Tra le novità del quarto Decreto aiuti troviamo i benefit aziendali esentasse: si innalza per il 2022 il tetto dell’esenzione fiscale dei cosiddetti “fringe benefit” aziendali, fino a 3.000 euro. Tale misura mira a incrementare gli stipendi dei lavoratori tramite il rimborso anche delle utenze (acqua, luce e gas). Questo “anche” mi crea qualche preoccupazione, poiché sappiamo che il welfare aziendale oggi è l’unica forma di erogazione che il datore di lavoro può dare al dipendente, che non è considerata reddito da lavoro, e che quindi non ha cuneo fiscale ed è cessione di beni e servizi, non di moneta. È il datore di lavoro che si prende carico di una spesa di natura sociale del dipendente.



La strutturazione della nuova soglia  potrebbe per esempio portare  all’ammodernamento di alcuni servizi da sempre centrali nel welfare aziendale, come l’assistenza sanitaria integrativa che in situazione odierna è diventata fondamentale a tutela della lavoratrice e del lavoratore che spesso non hanno reddito sufficiente per poterselo permettere. E però sappiamo che con i flexible benefit si sottrae un crescente imponibile alla tassazione. Fino a quando il Fisco non vorrà verificare se le prestazioni offerte siano di vero valore sociale e interesse pubblico bisogna studiare bene la trasformazione del welfare aziendale nel nostro Paese, da esperienza di nicchia a mercato di massa accessibile a tutte le imprese, comprese le Pmi, il 95% delle aziende italiane.



Insomma, i numeri del welfare aziendale impongono studi approfonditi e non semplificativi come appunto è per il 2022  con il pagamento delle bollette. La defiscalizzazione e la decontribuzione previdenziale introdotta nell’erogazione, per esempio, del premio di risultato contrattato hanno un costo sempre più rilevante per la collettività. Il Fisco prima o poi deve valutare al meglio se il mancato gettito sia veramente giustificato da iniziative di valore sociale e di interesse pubblico. Oggi siamo arrivati ad almeno 40mila contratti con il premio di risultato, e la platea potrebbe aver raggiunto 4 milioni di lavoratori. Se il premio medio è intorno a 1.300 euro per dipendente, è facile approssimare un’erogazione di premi di risultato di qualche miliardo, almeno una decina negli ultimi tre anni, un terzo dei quali – quelli riscossi con flexible benefit aziendali – esentasse.

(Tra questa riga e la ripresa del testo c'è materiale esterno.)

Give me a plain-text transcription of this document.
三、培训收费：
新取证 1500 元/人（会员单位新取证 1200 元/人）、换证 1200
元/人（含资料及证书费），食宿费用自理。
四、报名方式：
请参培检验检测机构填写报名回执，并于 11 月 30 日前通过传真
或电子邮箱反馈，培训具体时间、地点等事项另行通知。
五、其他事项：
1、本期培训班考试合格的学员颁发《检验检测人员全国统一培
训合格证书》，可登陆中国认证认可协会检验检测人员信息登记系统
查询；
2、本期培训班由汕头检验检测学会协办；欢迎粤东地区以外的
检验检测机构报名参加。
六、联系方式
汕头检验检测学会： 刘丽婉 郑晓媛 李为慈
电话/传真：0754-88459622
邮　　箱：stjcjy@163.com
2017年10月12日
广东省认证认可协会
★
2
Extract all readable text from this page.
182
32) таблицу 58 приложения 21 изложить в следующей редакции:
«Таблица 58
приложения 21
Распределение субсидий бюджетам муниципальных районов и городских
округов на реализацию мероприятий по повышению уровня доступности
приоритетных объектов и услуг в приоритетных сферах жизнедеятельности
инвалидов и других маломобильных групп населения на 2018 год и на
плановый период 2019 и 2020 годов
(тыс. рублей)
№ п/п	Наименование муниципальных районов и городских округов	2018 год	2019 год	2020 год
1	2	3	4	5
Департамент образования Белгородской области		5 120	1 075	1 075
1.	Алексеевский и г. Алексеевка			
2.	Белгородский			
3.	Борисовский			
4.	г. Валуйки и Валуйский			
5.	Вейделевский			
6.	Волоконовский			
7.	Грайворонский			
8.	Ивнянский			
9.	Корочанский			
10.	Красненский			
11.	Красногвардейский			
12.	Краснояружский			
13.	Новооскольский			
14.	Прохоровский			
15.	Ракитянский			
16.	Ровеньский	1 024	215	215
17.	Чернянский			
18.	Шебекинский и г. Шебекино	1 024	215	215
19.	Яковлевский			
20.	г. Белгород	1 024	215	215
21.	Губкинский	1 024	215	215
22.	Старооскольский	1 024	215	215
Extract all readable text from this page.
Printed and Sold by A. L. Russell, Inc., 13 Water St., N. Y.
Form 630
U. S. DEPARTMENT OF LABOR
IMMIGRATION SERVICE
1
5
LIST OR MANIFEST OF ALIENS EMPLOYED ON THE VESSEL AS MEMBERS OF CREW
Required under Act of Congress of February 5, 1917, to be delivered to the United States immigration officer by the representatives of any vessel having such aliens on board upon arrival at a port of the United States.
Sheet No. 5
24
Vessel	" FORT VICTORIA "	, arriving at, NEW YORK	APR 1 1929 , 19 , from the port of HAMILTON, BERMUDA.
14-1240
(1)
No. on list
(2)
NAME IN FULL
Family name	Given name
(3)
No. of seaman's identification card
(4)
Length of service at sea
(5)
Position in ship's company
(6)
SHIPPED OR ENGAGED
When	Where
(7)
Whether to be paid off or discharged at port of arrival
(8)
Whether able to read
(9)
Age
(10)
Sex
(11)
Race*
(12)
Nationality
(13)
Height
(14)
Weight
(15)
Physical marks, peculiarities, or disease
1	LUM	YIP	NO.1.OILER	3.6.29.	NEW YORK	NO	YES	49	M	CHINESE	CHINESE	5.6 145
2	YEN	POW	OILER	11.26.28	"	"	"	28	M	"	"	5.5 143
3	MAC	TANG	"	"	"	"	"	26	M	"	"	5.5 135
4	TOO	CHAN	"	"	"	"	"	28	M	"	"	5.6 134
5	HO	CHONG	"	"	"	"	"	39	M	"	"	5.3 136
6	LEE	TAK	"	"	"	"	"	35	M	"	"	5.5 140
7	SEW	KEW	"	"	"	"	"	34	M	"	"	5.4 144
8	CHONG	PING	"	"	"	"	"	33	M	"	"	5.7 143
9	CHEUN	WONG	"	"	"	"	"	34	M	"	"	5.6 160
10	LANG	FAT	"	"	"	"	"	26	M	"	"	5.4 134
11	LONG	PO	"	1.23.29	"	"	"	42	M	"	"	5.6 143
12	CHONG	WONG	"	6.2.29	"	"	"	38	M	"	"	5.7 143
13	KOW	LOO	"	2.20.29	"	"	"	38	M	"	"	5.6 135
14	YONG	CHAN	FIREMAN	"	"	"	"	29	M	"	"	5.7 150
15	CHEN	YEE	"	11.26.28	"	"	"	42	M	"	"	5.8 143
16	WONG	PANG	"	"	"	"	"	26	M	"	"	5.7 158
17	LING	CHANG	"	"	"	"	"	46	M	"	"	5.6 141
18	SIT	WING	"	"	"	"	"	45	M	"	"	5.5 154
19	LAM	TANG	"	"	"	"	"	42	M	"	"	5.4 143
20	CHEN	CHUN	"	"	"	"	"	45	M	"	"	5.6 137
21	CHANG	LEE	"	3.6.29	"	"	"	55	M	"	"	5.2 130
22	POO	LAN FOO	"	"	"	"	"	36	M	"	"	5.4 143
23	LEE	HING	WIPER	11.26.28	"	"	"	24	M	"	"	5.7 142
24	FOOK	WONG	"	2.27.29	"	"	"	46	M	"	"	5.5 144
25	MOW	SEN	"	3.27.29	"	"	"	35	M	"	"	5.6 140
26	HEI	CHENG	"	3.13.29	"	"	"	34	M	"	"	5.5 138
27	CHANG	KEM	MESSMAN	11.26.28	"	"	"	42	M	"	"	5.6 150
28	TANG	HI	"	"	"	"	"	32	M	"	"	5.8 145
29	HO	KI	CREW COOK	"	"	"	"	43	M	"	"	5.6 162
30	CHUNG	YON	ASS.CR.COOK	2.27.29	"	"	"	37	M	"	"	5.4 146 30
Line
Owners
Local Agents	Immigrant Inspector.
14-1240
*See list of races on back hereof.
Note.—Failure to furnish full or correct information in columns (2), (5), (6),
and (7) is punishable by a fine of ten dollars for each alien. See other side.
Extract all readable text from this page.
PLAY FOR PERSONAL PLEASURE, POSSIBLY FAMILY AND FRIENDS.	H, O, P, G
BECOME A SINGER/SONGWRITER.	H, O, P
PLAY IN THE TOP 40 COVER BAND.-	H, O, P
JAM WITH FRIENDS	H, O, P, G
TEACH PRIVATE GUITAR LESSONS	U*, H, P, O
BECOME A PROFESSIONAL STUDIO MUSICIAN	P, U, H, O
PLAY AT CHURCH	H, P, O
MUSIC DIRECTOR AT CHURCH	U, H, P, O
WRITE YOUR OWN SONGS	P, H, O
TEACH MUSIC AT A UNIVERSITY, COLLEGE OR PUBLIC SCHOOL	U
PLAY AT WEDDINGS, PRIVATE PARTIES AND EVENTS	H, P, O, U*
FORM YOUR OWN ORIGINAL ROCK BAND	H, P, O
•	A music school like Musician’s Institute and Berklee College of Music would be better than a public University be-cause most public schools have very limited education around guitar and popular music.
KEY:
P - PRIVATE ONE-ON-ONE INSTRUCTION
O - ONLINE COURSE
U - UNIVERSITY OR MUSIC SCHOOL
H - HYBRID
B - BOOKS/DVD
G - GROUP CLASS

E senza contributi previdenziali. Prima o poi dovremo aspettarci una valutazione sui servizi offerti anche coinvolgendo Inps. La moltiplicazione di attività ludiche o ricreative potrebbe ricevere uno stop giustamente. E anche il fiorire dei provider fornitori delle soluzioni welfaristiche per le aziende potrebbe vedersi ridimensionato, sottoposto a un’attenta valutazione di qualità.



Molti degli operatori attivi nel mercato del welfare aziendale si sono un po’ improvvisati:  a volte, senza le necessarie competenze e professionalità, offrono solo una piattaforma web per mettere a disposizione i servizi da acquistare, ma non basta per essere dei veri partner delle aziende che vogliono fornire piani di welfare per i propri dipendenti. È necessaria  una sorta di vigilanza su un mercato che oggi mette sullo stesso piano un buono pasto con un abbonamento in palestra, che di fatto equipara il pagamento dell’asilo nido per i figli con un corso per apprendere l’arte della preparazione del the e ora si aggiunge il pagamento delle bollette. Insomma, già servizi alla persona e ricreazione non sono la stessa cosa e comunque con l’emergenza si giustificano anche scelte molto opinabili e che nascondono il vero problema del costo della vita aumentato (bollette record perché?) che sottraggono al lavoratore la scelta di servizi per lui e la famiglia fondamentali.